Des symptômes subjectifs et des abus invisibles
Pour Sophia Oulhaci, à la tête d’un réseau de micro-crèches, la suspicion est devenue quotidienne. “Cette semaine, j’ai eu sept jours d’arrêt. Des gastros qui durent 15 jours, alors que normalement c’est 48 heures… Je me pose des questions”, souffle-t-elle. Comme beaucoup de chefs d’entreprise, elle déplore une explosion des arrêts maladie depuis le Covid, notamment avec l’essor des téléconsultations, jugées trop permissives. Mais pour les médecins, la détection d’une fraude est un véritable casse-tête. “Les symptômes rapportés sont souvent subjectifs : douleurs, fatigue, mal-être. Ce n’est pas mesurable”, explique le docteur René-Pierre Labarriere, représentant du Conseil de l’ordre. Difficile, dans ces conditions, de trancher entre un mal réel et une stratégie d’évitement du travail.
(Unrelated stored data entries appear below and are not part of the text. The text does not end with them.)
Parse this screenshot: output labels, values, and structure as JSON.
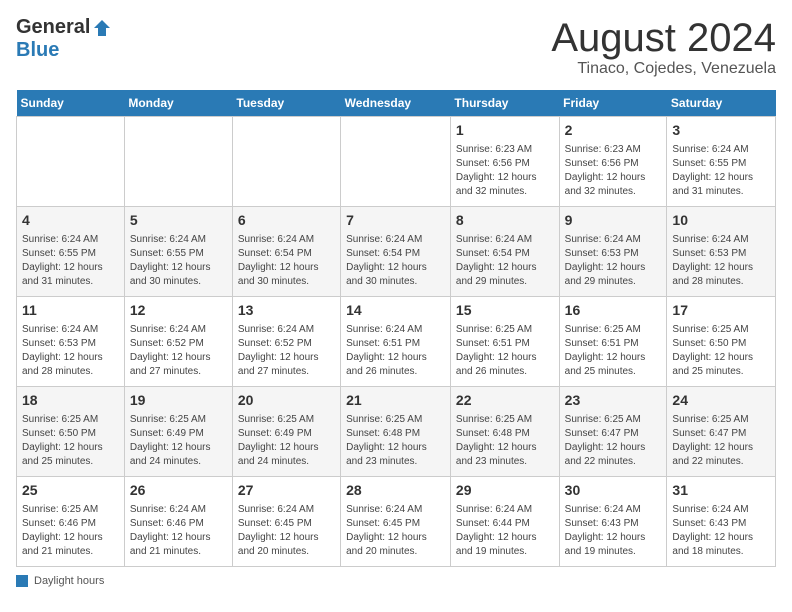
{
  "header": {
    "logo_general": "General",
    "logo_blue": "Blue",
    "main_title": "August 2024",
    "subtitle": "Tinaco, Cojedes, Venezuela"
  },
  "days_of_week": [
    "Sunday",
    "Monday",
    "Tuesday",
    "Wednesday",
    "Thursday",
    "Friday",
    "Saturday"
  ],
  "weeks": [
    [
      {
        "day": "",
        "detail": ""
      },
      {
        "day": "",
        "detail": ""
      },
      {
        "day": "",
        "detail": ""
      },
      {
        "day": "",
        "detail": ""
      },
      {
        "day": "1",
        "detail": "Sunrise: 6:23 AM\nSunset: 6:56 PM\nDaylight: 12 hours\nand 32 minutes."
      },
      {
        "day": "2",
        "detail": "Sunrise: 6:23 AM\nSunset: 6:56 PM\nDaylight: 12 hours\nand 32 minutes."
      },
      {
        "day": "3",
        "detail": "Sunrise: 6:24 AM\nSunset: 6:55 PM\nDaylight: 12 hours\nand 31 minutes."
      }
    ],
    [
      {
        "day": "4",
        "detail": "Sunrise: 6:24 AM\nSunset: 6:55 PM\nDaylight: 12 hours\nand 31 minutes."
      },
      {
        "day": "5",
        "detail": "Sunrise: 6:24 AM\nSunset: 6:55 PM\nDaylight: 12 hours\nand 30 minutes."
      },
      {
        "day": "6",
        "detail": "Sunrise: 6:24 AM\nSunset: 6:54 PM\nDaylight: 12 hours\nand 30 minutes."
      },
      {
        "day": "7",
        "detail": "Sunrise: 6:24 AM\nSunset: 6:54 PM\nDaylight: 12 hours\nand 30 minutes."
      },
      {
        "day": "8",
        "detail": "Sunrise: 6:24 AM\nSunset: 6:54 PM\nDaylight: 12 hours\nand 29 minutes."
      },
      {
        "day": "9",
        "detail": "Sunrise: 6:24 AM\nSunset: 6:53 PM\nDaylight: 12 hours\nand 29 minutes."
      },
      {
        "day": "10",
        "detail": "Sunrise: 6:24 AM\nSunset: 6:53 PM\nDaylight: 12 hours\nand 28 minutes."
      }
    ],
    [
      {
        "day": "11",
        "detail": "Sunrise: 6:24 AM\nSunset: 6:53 PM\nDaylight: 12 hours\nand 28 minutes."
      },
      {
        "day": "12",
        "detail": "Sunrise: 6:24 AM\nSunset: 6:52 PM\nDaylight: 12 hours\nand 27 minutes."
      },
      {
        "day": "13",
        "detail": "Sunrise: 6:24 AM\nSunset: 6:52 PM\nDaylight: 12 hours\nand 27 minutes."
      },
      {
        "day": "14",
        "detail": "Sunrise: 6:24 AM\nSunset: 6:51 PM\nDaylight: 12 hours\nand 26 minutes."
      },
      {
        "day": "15",
        "detail": "Sunrise: 6:25 AM\nSunset: 6:51 PM\nDaylight: 12 hours\nand 26 minutes."
      },
      {
        "day": "16",
        "detail": "Sunrise: 6:25 AM\nSunset: 6:51 PM\nDaylight: 12 hours\nand 25 minutes."
      },
      {
        "day": "17",
        "detail": "Sunrise: 6:25 AM\nSunset: 6:50 PM\nDaylight: 12 hours\nand 25 minutes."
      }
    ],
    [
      {
        "day": "18",
        "detail": "Sunrise: 6:25 AM\nSunset: 6:50 PM\nDaylight: 12 hours\nand 25 minutes."
      },
      {
        "day": "19",
        "detail": "Sunrise: 6:25 AM\nSunset: 6:49 PM\nDaylight: 12 hours\nand 24 minutes."
      },
      {
        "day": "20",
        "detail": "Sunrise: 6:25 AM\nSunset: 6:49 PM\nDaylight: 12 hours\nand 24 minutes."
      },
      {
        "day": "21",
        "detail": "Sunrise: 6:25 AM\nSunset: 6:48 PM\nDaylight: 12 hours\nand 23 minutes."
      },
      {
        "day": "22",
        "detail": "Sunrise: 6:25 AM\nSunset: 6:48 PM\nDaylight: 12 hours\nand 23 minutes."
      },
      {
        "day": "23",
        "detail": "Sunrise: 6:25 AM\nSunset: 6:47 PM\nDaylight: 12 hours\nand 22 minutes."
      },
      {
        "day": "24",
        "detail": "Sunrise: 6:25 AM\nSunset: 6:47 PM\nDaylight: 12 hours\nand 22 minutes."
      }
    ],
    [
      {
        "day": "25",
        "detail": "Sunrise: 6:25 AM\nSunset: 6:46 PM\nDaylight: 12 hours\nand 21 minutes."
      },
      {
        "day": "26",
        "detail": "Sunrise: 6:24 AM\nSunset: 6:46 PM\nDaylight: 12 hours\nand 21 minutes."
      },
      {
        "day": "27",
        "detail": "Sunrise: 6:24 AM\nSunset: 6:45 PM\nDaylight: 12 hours\nand 20 minutes."
      },
      {
        "day": "28",
        "detail": "Sunrise: 6:24 AM\nSunset: 6:45 PM\nDaylight: 12 hours\nand 20 minutes."
      },
      {
        "day": "29",
        "detail": "Sunrise: 6:24 AM\nSunset: 6:44 PM\nDaylight: 12 hours\nand 19 minutes."
      },
      {
        "day": "30",
        "detail": "Sunrise: 6:24 AM\nSunset: 6:43 PM\nDaylight: 12 hours\nand 19 minutes."
      },
      {
        "day": "31",
        "detail": "Sunrise: 6:24 AM\nSunset: 6:43 PM\nDaylight: 12 hours\nand 18 minutes."
      }
    ]
  ],
  "footer": {
    "note": "Daylight hours"
  }
}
Identités volées et fausses feuilles d’arrêt
À côté des petits arrangements, il existe des fraudes bien plus organisées. Certains escrocs récupèrent des noms, des numéros de sécurité sociale sur des ordonnances jetées à la poubelle, et montent de toutes pièces de faux arrêts maladie. C’est ce qui est arrivé à Renaud Ferrier : “On a utilisé mon nom pour envoyer de fausses demandes de remboursement, avec des arrêts et des fiches de paie inventées.” La Sécurité sociale tente de réagir avec des contrôles renforcés et le développement de l’intelligence artificielle pour repérer les anomalies. Mais face à la créativité des fraudeurs et aux limites du système médical, la lutte ressemble à une course sans fin. Et la facture, elle, continue de grimper.